Le 7 septembre 2019, 35 prisonniers politiques ukrainiens sont rentrés en Ukraine. Au cours des deux premières semaines, beaucoup d’entre eux ont fait leurs premières conférences de presse et interviews. Dans un premier temps, la conférence de presse conjointe d’Oleg Sentsov et d’Olexandre Koltchenko, suivie par des interviews des marins capturés par la Russie en novembre 2018 puis de Volodymyr Balukh, Roman Souchtchenko et les autres. L’UCMC a suivi leurs interventions et a choisi pour vous quelques citations des anciens prisonniers sur les particularités du monde carcéral en Fédération de Russie, la vie de la société russe et sur ce que les prisonniers politiques ukrainiens ont dû endurer.
Oleg Sentsov sur le transfert en prison: «Nous étions transportés comme du bétail»
Les journalistes ont calculé que lors des transferts entre des prisons russes, Oleg Sentsov et Olexandre Koltchenko ont parcouru à deux plus de 20 000 kilomètres soit un demi tour du monde. Lors de la première interview qui a suivi sa remise en liberté, les journalistes ont demandé à Oleg Sentsov si on lui avait expliqué pourquoi il était transporté si souvent et si loin de la capitale. «Personne ne m’a rien expliqué. Sachez que là-bas, il n’y a personne pour communiquer avec vous. Vous n’êtes pas considéré comme une personne, ils ne vous expliquent rien. Vous êtes transporté comme du bétail sans aucune explication », a-t-il répondu.

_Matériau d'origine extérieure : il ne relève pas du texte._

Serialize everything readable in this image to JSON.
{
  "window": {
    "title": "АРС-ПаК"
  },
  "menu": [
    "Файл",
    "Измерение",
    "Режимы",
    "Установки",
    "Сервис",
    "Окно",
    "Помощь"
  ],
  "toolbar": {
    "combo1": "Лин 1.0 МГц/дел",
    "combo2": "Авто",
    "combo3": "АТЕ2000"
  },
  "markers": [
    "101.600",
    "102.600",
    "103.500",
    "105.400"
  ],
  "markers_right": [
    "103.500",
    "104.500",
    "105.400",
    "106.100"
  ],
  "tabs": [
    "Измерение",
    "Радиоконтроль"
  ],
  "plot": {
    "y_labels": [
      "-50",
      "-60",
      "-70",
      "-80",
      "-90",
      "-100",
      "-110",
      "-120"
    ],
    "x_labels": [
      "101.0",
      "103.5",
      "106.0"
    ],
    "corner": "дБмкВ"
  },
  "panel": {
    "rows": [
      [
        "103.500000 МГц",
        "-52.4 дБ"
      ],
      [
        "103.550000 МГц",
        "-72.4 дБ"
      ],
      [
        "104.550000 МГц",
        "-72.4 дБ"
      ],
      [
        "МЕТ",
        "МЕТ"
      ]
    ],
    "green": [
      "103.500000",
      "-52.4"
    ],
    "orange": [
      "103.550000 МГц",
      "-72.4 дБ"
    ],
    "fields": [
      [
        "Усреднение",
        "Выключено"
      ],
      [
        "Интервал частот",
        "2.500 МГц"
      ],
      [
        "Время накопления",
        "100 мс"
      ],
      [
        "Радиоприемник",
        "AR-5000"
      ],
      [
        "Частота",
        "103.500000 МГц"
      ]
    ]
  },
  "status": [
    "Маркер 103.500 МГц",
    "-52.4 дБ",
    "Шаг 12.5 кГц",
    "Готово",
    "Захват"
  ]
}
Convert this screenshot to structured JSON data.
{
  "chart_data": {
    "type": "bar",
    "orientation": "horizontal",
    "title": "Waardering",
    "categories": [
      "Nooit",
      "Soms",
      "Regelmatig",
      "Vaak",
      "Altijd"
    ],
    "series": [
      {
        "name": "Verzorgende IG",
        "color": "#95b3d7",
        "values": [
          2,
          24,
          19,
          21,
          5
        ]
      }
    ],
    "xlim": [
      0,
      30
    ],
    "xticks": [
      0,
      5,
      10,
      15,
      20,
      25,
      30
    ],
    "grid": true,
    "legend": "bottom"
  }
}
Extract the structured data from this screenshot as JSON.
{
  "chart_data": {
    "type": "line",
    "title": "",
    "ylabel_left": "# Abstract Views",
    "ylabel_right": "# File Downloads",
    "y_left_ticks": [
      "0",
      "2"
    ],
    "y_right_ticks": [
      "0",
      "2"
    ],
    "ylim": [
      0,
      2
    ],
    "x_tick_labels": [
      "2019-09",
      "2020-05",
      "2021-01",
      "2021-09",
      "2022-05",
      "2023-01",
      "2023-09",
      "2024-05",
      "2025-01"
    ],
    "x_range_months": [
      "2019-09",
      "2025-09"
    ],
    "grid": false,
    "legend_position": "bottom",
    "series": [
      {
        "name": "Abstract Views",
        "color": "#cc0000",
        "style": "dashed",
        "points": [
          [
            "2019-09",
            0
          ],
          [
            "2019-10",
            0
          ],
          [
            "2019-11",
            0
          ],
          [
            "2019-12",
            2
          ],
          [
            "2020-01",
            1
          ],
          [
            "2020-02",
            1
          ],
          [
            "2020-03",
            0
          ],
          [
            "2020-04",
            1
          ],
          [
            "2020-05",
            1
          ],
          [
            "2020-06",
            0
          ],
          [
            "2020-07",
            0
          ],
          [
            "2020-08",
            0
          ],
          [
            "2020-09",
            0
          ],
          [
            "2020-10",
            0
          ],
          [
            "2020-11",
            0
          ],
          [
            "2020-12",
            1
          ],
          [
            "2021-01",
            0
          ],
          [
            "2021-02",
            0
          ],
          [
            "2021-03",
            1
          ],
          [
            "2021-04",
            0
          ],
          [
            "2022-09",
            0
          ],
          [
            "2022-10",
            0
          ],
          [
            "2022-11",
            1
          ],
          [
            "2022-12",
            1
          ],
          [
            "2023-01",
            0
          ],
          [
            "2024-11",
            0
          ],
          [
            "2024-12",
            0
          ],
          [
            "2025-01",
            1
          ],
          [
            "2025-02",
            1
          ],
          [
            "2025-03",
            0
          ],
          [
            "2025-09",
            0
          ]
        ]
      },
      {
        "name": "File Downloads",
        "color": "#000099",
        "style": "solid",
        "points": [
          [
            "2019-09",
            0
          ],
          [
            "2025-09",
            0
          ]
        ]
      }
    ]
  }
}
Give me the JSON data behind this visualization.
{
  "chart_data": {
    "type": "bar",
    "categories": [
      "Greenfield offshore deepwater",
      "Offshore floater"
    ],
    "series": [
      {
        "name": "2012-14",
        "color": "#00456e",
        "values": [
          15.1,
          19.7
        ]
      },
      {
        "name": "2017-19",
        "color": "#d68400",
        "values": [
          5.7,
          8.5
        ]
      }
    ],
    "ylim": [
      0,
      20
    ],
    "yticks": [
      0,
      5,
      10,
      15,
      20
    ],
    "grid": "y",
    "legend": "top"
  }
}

Volodymyr Balukh, activiste criméen et ancien prisonnier du Kremlin a été soumis à plusieurs reprises à des intimidations physiques et ceci depuis les premiers jours de sa détention. Il a été particulièrement maltraité après avoir été transporté dans une colonie de Torzhok dans le territoire de la Fédération de Russie. Volodymyr en a parlé lors de sa conférence de presse à l’Ukraine Crisis Media Center.
Lors de cette conférence de presse, une vidéo de Volodymyr Balukh, prisonnier à l’époque où cette vidéo avait été tournée, parlait des tortures qu’il subissait en prison, a été diffusée. Selon Volodymyr, cette vidéo a été enregistrée le 15 mars 2019.
«C’étaient des tortures, des menaces de violence sexuelle. Ils me battaient, me mettaient une taie d’oreiller sur la tête, m’arrosaient avec de l’eau, me touchaient avec un pistolet paralysant, me donnaient des coups sur les talons, les jambes. Ils mouillaient une taie d’oreiller et me frappaient avec, me donnaient des coups sur les oreilles….Lorsque cela se produit, il est difficile de savoir combien de temps ça dure. Je pense que cela a duré au moins 20 minutes, peut-être une demi-heure. J’ai reçu 150 coups avec un pistolet paralysant. Généralement, ils me frappaient sur le dos et les jambes», a-t-il raconté.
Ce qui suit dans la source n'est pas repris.